- Born: November 30, 1982 (age 43) Armour, South Dakota, U.S.
- Education: South Dakota State University
- Occupations: Critic; writer; journalist; author;
- Spouse: Libby Hill ​(m. 2003)​
- Children: 1
- Writing career
- Notable works: Monsters of the Week: The Complete Critical Companion to The X-Files; Woodworking;

= Emily St. James =

American journalist and author (born 1982)

Emily Nicole St. James (née VanDerWerff; November 30, 1982) is an American critic, journalist, podcaster, television writer, and author. She primarily writes about television. She has written for Vox, The A.V. Club, The Guardian, The Los Angeles Times, Grantland, and Slant Magazine, among others. She is a writer on the television series Yellowjackets. She published her debut novel, Woodworking, in 2025.

== Education ==
St. James graduated from South Dakota State University in 2004 with a BA in journalism. At the university, St. James wrote for the university's student publication, The Collegian.

== Career ==

=== Critic and editor ===
From 2009 to 2014, St. James was TV editor for The A.V. Club, helping to build the TV Club, known for television criticism of shows episode by episode. TV Club, while led by St. James, has been credited with helping build the online culture of television recaps.

In June 2014, St. James joined Vox as culture editor, going on to become their critic at large. She is also involved in Arden, a true crime parody podcast, as well as running Voxs Primetime, a television history podcast. She was a finalist in the 2015 Online Journalism Awards for her media criticism around horror films, coverage of Hillary Clinton's presidential campaign announcement, and review of Mad Max: Fury Road.

In 2018, St. James and fellow critic Zack Handlen wrote Monsters of the Week: The Complete Critical Companion to The X-Files, which was published by Tor Books. This was followed in 2024 by Lost: Back to the Island: The Complete Critical Companion to the Classic TV Series, which she co-wrote with Noel Murray.

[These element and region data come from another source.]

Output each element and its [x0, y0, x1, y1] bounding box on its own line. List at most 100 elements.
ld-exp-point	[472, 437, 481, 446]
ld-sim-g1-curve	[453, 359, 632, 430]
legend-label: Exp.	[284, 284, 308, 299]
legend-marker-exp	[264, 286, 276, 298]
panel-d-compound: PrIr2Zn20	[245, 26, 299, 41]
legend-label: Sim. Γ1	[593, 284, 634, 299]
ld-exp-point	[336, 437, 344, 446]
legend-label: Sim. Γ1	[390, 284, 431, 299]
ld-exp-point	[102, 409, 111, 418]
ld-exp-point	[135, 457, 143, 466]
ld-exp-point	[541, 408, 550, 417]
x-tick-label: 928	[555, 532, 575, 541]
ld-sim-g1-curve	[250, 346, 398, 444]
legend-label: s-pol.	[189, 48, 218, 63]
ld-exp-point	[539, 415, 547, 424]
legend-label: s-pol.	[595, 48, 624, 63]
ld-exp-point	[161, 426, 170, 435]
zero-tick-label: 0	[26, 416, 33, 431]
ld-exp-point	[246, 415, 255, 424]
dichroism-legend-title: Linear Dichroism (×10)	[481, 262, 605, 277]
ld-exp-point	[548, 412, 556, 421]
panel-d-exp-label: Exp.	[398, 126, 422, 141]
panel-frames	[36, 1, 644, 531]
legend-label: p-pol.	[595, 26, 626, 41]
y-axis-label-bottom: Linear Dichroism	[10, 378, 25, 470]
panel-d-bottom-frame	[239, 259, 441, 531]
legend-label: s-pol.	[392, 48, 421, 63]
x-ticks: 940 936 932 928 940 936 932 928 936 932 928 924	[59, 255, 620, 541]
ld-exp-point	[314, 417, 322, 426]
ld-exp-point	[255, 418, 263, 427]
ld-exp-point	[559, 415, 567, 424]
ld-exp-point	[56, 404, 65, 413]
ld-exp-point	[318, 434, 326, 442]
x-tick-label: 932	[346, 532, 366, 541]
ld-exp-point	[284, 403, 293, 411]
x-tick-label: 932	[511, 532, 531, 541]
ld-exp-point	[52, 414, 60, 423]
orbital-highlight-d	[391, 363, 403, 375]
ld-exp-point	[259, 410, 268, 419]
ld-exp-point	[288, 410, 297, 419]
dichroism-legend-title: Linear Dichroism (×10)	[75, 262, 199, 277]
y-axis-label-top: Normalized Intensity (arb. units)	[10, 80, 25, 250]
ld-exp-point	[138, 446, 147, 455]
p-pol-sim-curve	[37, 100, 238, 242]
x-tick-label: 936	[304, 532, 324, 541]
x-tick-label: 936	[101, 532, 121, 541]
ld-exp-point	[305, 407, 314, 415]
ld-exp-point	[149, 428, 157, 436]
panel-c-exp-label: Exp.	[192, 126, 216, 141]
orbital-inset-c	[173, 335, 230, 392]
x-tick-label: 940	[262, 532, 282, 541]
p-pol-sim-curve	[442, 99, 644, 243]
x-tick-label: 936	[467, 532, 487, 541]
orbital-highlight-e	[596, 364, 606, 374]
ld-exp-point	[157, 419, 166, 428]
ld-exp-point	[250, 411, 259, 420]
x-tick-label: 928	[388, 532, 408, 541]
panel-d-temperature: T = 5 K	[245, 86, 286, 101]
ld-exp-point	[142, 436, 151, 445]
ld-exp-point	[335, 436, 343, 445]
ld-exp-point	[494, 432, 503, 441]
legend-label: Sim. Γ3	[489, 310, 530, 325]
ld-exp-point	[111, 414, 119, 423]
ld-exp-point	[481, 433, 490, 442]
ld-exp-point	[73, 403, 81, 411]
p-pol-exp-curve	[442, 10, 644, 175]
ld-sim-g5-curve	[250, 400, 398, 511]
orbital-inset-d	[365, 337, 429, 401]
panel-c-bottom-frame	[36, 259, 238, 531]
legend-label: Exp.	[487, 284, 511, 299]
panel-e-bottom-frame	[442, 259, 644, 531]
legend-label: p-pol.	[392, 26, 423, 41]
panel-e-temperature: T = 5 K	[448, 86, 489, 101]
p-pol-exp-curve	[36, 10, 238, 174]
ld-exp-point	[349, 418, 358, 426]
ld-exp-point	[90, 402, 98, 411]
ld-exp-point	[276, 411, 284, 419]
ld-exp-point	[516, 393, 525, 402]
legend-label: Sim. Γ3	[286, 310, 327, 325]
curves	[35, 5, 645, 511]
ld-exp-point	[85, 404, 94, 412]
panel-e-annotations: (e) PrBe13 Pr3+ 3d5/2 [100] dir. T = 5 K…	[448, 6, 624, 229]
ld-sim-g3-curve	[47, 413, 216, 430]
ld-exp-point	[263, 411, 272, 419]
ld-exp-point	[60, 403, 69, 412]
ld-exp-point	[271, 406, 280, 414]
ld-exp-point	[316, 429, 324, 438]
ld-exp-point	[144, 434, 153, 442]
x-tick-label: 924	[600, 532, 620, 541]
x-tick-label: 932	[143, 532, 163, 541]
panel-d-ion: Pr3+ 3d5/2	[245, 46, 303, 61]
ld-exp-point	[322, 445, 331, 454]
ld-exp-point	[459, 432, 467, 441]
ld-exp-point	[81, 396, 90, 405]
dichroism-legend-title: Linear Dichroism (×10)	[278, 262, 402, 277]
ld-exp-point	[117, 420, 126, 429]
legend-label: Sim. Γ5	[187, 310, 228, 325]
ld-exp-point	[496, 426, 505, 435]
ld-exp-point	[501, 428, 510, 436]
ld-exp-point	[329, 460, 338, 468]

In July 2020, she spoke out against fellow Vox co-founder and contributor Matthew Yglesias, following his signing of an open letter published in Harper's Magazine which called for an end to what it described as "illiberalism". After a tweet about her criticism by Jesse Singal, one of the letter's signatories, St. James reported that she had received death threats.

St. James has appeared on The George Lucas Talk Show during their May the 4th Marathon and Holiday Special.

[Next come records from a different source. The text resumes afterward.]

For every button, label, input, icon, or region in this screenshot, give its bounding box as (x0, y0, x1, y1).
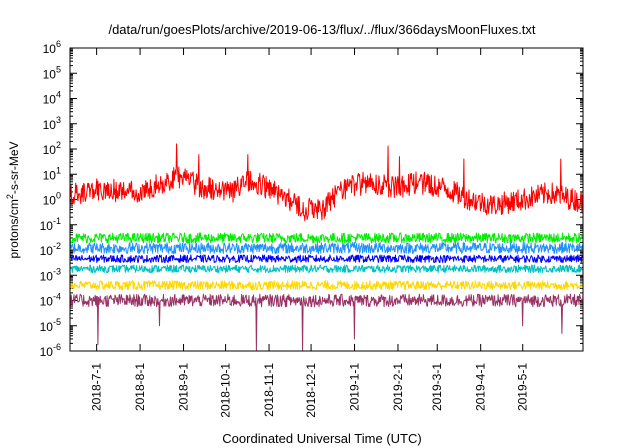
y-tick-label: 10-2 (40, 241, 61, 258)
series-layer (69, 143, 584, 352)
series-line-1 (69, 143, 584, 222)
series-line-5 (69, 264, 584, 274)
x-tick-label: 2018-12-1 (304, 363, 318, 418)
y-tick-label-base: 10 (43, 194, 57, 208)
y-tick-label-base: 10 (43, 93, 57, 107)
y-tick-label: 10-3 (40, 266, 61, 283)
y-tick-label-base: 10 (43, 168, 57, 182)
y-tick-label-exp: 2 (56, 140, 61, 150)
y-tick-label: 10-6 (40, 342, 61, 359)
x-axis-ticks: 2018-7-1 2018-8-1 2018-9-1 2018-10-1 2018-11… (90, 48, 530, 418)
y-tick-label-base: 10 (40, 320, 54, 334)
y-tick-label-base: 10 (43, 143, 57, 157)
x-tick-label: 2019-2-1 (391, 363, 405, 411)
series-line-3 (69, 241, 584, 255)
y-tick-label: 102 (43, 140, 61, 157)
series-line-6 (69, 280, 584, 291)
y-tick-label: 103 (43, 115, 61, 132)
y-tick-label-base: 10 (40, 269, 54, 283)
y-tick-label-exp: 5 (56, 64, 61, 74)
y-tick-label: 104 (43, 90, 61, 107)
y-tick-label: 106 (43, 39, 61, 56)
y-axis-label-sup: 2 (5, 194, 15, 199)
y-tick-label: 105 (43, 64, 61, 81)
y-tick-label: 101 (43, 165, 61, 182)
y-tick-label: 100 (43, 191, 61, 208)
y-tick-label: 10-4 (40, 292, 61, 309)
plot-frame (69, 47, 584, 352)
x-tick-label: 2018-9-1 (177, 363, 191, 411)
y-tick-label-exp: 1 (56, 165, 61, 175)
y-tick-label-exp: -6 (53, 342, 61, 352)
y-tick-label: 10-5 (40, 317, 61, 334)
x-tick-label: 2019-3-1 (430, 363, 444, 411)
x-tick-label: 2019-4-1 (474, 363, 488, 411)
x-tick-label: 2018-8-1 (133, 363, 147, 411)
y-tick-label-exp: -5 (53, 317, 61, 327)
y-tick-label-base: 10 (43, 42, 57, 56)
series-line-7 (69, 293, 584, 352)
x-tick-label: 2018-7-1 (90, 363, 104, 411)
y-tick-label-exp: -3 (53, 266, 61, 276)
y-tick-label-base: 10 (40, 244, 54, 258)
x-tick-label: 2019-1-1 (348, 363, 362, 411)
y-tick-label-base: 10 (40, 219, 54, 233)
series-line-2 (69, 232, 584, 244)
x-axis-label: Coordinated Universal Time (UTC) (222, 431, 421, 446)
y-tick-label-base: 10 (43, 118, 57, 132)
x-tick-label: 2018-10-1 (219, 363, 233, 418)
y-tick-label-exp: 6 (56, 39, 61, 49)
y-tick-label-exp: -1 (53, 216, 61, 226)
x-tick-label: 2018-11-1 (262, 363, 276, 417)
x-tick-label: 2019-5-1 (516, 363, 530, 411)
y-tick-label-exp: -2 (53, 241, 61, 251)
y-tick-label-exp: 3 (56, 115, 61, 125)
y-tick-label: 10-1 (40, 216, 61, 233)
y-tick-label-exp: 4 (56, 90, 61, 100)
series-line-4 (69, 254, 584, 264)
chart-title: /data/run/goesPlots/archive/2019-06-13/f… (108, 22, 535, 37)
y-tick-label-exp: 0 (56, 191, 61, 201)
y-axis-label: protons/cm2-s-sr-MeV (5, 141, 21, 258)
y-tick-label-base: 10 (40, 295, 54, 309)
y-tick-label-exp: -4 (53, 292, 61, 302)
y-axis-label-base: protons/cm (7, 199, 21, 258)
y-tick-label-base: 10 (40, 345, 54, 359)
y-axis-label-rest: -s-sr-MeV (7, 141, 21, 194)
y-tick-label-base: 10 (43, 67, 57, 81)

=== Television and novel writing ===
After leaving Vox, St. James moved into novel and television writing. She and her wife joined the writers' room of Yellowjackets for the show's third season, receiving writing credits for the sixth episode, broadcast in March 2025.

In the same month, St. James' debut novel, Woodworking, was published by Zando. The book, a coming-of-age story set in Mitchell, South Dakota, is about Erica Skyberg, a high school teacher who is a closeted trans woman. In order to figure out how to come out to her peers, Erica enlists the help of a student, Abigail Hawkes, a trans girl (and the only openly trans person Erica knows).

Her second novel, Beth March Returns From The Dead, is due for publication in 2027. Inspired by Little Women, it follows a young trans woman returning to her hometown for Christmas.

== Personal life ==
St. James came out as a trans woman in 2019. She was interviewed on NPR's Weekend Edition Sunday about her experience with gender. She is a founding member of the Trans Journalists Association and helped create its style guide, a resource for other journalists to more accurately write about transgender people and issues.

St. James has been married to writer Libby Hill since 2003. She changed her last name from VanDerWerff to St. James in January 2022. St. James and Hill welcomed a child in 2022.